- Also known as: Boqorkii Cuudka (King of oud)
- Born: Ahmed Ismail Hussein Hudeidi 15 April 1928 Berbera, British Somaliland (now Somaliland)
- Died: 8 April 2020 (aged 91) London, United Kingdom
- Genres: Somali
- Occupations: Singer-songwriter, composer, instrumentalist
- Instrument: Oud

= Hudeidi =

Somali musician (1928–2020)

Ahmed Ismail Hussein Hudeidi (Axmed Ismaaciil Xuseen Xudeydi), known as Hudeidi or Xudeydi, was a Somali musician who played the oud and composed songs.

== Early life and career ==
Hudeidi, who was descended from the Warsangeli tribe of Somalia, was born in Berbera in 1928 and raised in Yemen, where his father was a police sergeant. Hudeidi was always fascinated by music, and fell in love with the oud when his father took him to a party in Aden where an Arab man was playing the instrument. He learned how to play it from Abdullahi Qarshe, who advised Hudeydi's father to buy his son an oud and a pick as well as books and writing instruments for school.

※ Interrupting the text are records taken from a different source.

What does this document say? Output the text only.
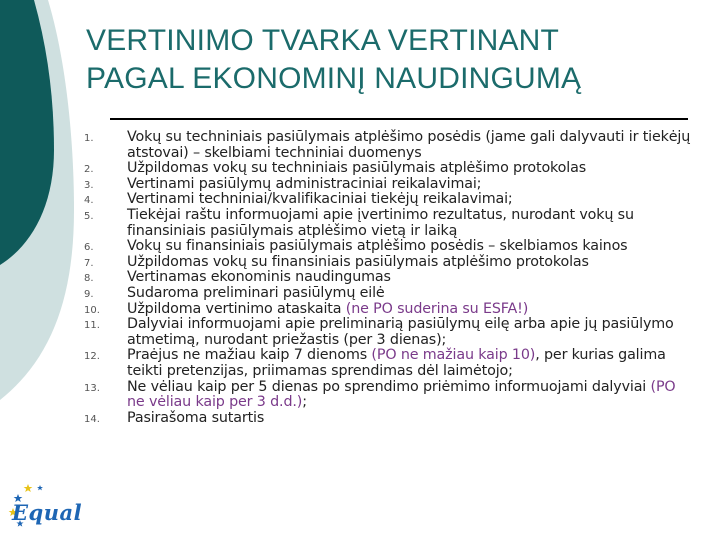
VERTINIMO TVARKA VERTINANT
PAGAL EKONOMINĮ NAUDINGUMĄ
1.	Vokų su techniniais pasiūlymais atplėšimo posėdis (jame gali dalyvauti ir tiekėjų atstovai) – skelbiami techniniai duomenys
2.	Užpildomas vokų su techniniais pasiūlymais atplėšimo protokolas
3.	Vertinami pasiūlymų administraciniai reikalavimai;
4.	Vertinami techniniai/kvalifikaciniai tiekėjų reikalavimai;
5.	Tiekėjai raštu informuojami apie įvertinimo rezultatus, nurodant vokų su finansiniais pasiūlymais atplėšimo vietą ir laiką
6.	Vokų su finansiniais pasiūlymais atplėšimo posėdis – skelbiamos kainos
7.	Užpildomas vokų su finansiniais pasiūlymais atplėšimo protokolas
8.	Vertinamas ekonominis naudingumas
9.	Sudaroma preliminari pasiūlymų eilė
10.	Užpildoma vertinimo ataskaita (ne PO suderina su ESFA!)
11.	Dalyviai informuojami apie preliminarią pasiūlymų eilę arba apie jų pasiūlymo atmetimą, nurodant priežastis (per 3 dienas);
12.	Praėjus ne mažiau kaip 7 dienoms (PO ne mažiau kaip 10), per kurias galima teikti pretenzijas, priimamas sprendimas dėl laimėtojo;
13.	Ne vėliau kaip per 5 dienas po sprendimo priėmimo informuojami dalyviai (PO ne vėliau kaip per 3 d.d.);
14.	Pasirašoma sutartis
Equal
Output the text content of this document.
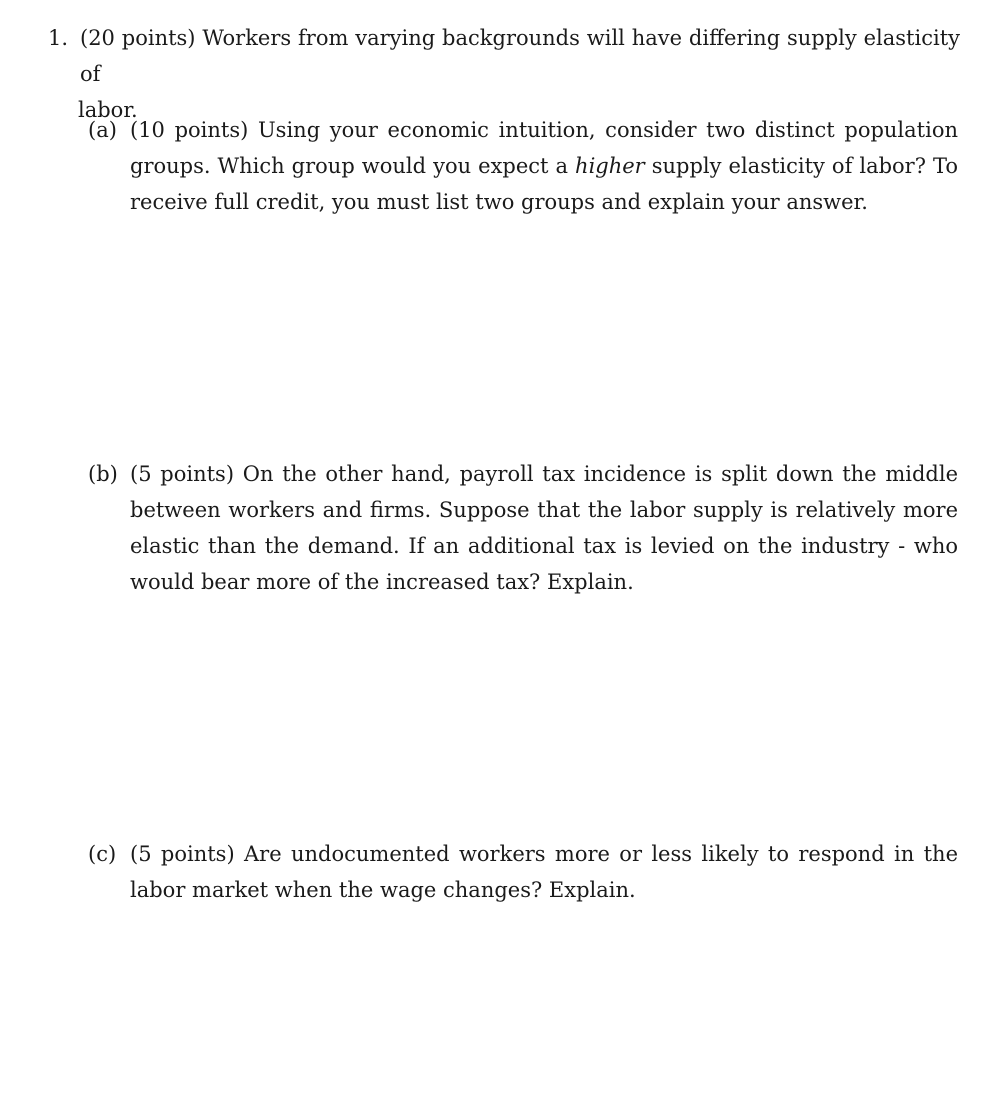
1. (20 points) Workers from varying backgrounds will have differing supply elasticity of
labor.
(a) (10 points) Using your economic intuition, consider two distinct population groups. Which group would you expect a higher supply elasticity of labor? To receive full credit, you must list two groups and explain your answer.
(b) (5 points) On the other hand, payroll tax incidence is split down the middle between workers and firms. Suppose that the labor supply is relatively more elastic than the demand. If an additional tax is levied on the industry - who would bear more of the increased tax? Explain.
(c) (5 points) Are undocumented workers more or less likely to respond in the labor market when the wage changes? Explain.
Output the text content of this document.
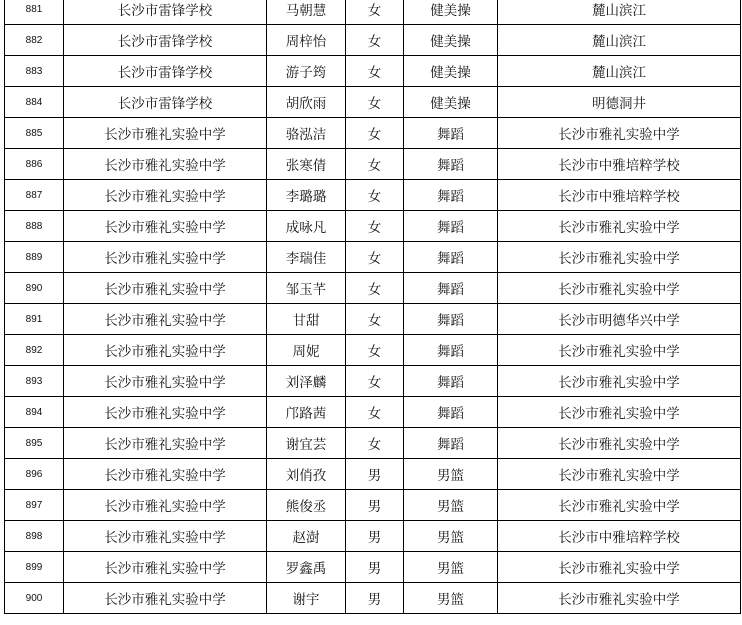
881	长沙市雷锋学校	马朝慧	女	健美操	麓山滨江
882	长沙市雷锋学校	周梓怡	女	健美操	麓山滨江
883	长沙市雷锋学校	游子筠	女	健美操	麓山滨江
884	长沙市雷锋学校	胡欣雨	女	健美操	明德洞井
885	长沙市雅礼实验中学	骆泓洁	女	舞蹈	长沙市雅礼实验中学
886	长沙市雅礼实验中学	张寒倩	女	舞蹈	长沙市中雅培粹学校
887	长沙市雅礼实验中学	李璐璐	女	舞蹈	长沙市中雅培粹学校
888	长沙市雅礼实验中学	成咏凡	女	舞蹈	长沙市雅礼实验中学
889	长沙市雅礼实验中学	李瑞佳	女	舞蹈	长沙市雅礼实验中学
890	长沙市雅礼实验中学	邹玉芊	女	舞蹈	长沙市雅礼实验中学
891	长沙市雅礼实验中学	甘甜	女	舞蹈	长沙市明德华兴中学
892	长沙市雅礼实验中学	周妮	女	舞蹈	长沙市雅礼实验中学
893	长沙市雅礼实验中学	刘泽麟	女	舞蹈	长沙市雅礼实验中学
894	长沙市雅礼实验中学	邝路茜	女	舞蹈	长沙市雅礼实验中学
895	长沙市雅礼实验中学	谢宜芸	女	舞蹈	长沙市雅礼实验中学
896	长沙市雅礼实验中学	刘俏孜	男	男篮	长沙市雅礼实验中学
897	长沙市雅礼实验中学	熊俊丞	男	男篮	长沙市雅礼实验中学
898	长沙市雅礼实验中学	赵澍	男	男篮	长沙市中雅培粹学校
899	长沙市雅礼实验中学	罗鑫禹	男	男篮	长沙市雅礼实验中学
900	长沙市雅礼实验中学	谢宇	男	男篮	长沙市雅礼实验中学
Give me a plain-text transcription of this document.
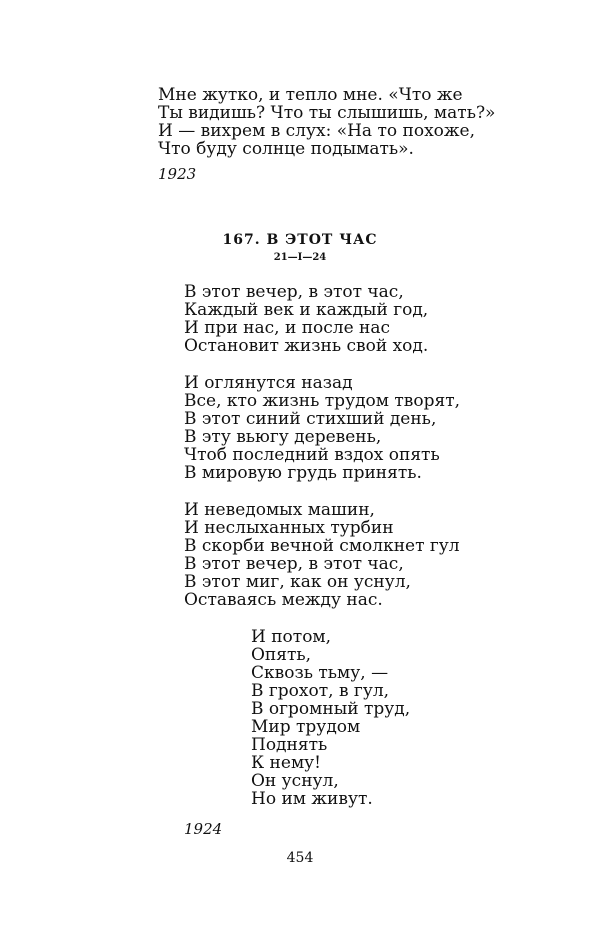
Мне жутко, и тепло мне. «Что же
Ты видишь? Что ты слышишь, мать?»
И — вихрем в слух: «На то похоже,
Что буду солнце подымать».
1923
167. В ЭТОТ ЧАС
21—I—24
В этот вечер, в этот час,
Каждый век и каждый год,
И при нас, и после нас
Остановит жизнь свой ход.
И оглянутся назад
Все, кто жизнь трудом творят,
В этот синий стихший день,
В эту вьюгу деревень,
Чтоб последний вздох опять
В мировую грудь принять.
И неведомых машин,
И неслыханных турбин
В скорби вечной смолкнет гул
В этот вечер, в этот час,
В этот миг, как он уснул,
Оставаясь между нас.
И потом,
Опять,
Сквозь тьму, —
В грохот, в гул,
В огромный труд,
Мир трудом
Поднять
К нему!
Он уснул,
Но им живут.
1924
454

During the 1950s and 1960s, Hudeidi lived in Yemen, Somalia, and Djibouti, playing the oud and getting into trouble for singing politically rebellious songs as well as from rival musicians. In 1973 he moved to the United Kingdom, where he performed at private functions such as family weddings and taught others how to play the oud.

He retired after a final concert at the Kayd Somali Arts and Culture centre in February 2020.

== Death ==
Hudeidi died on 8 April 2020 in London from COVID-19, eight days before his 92nd birthday.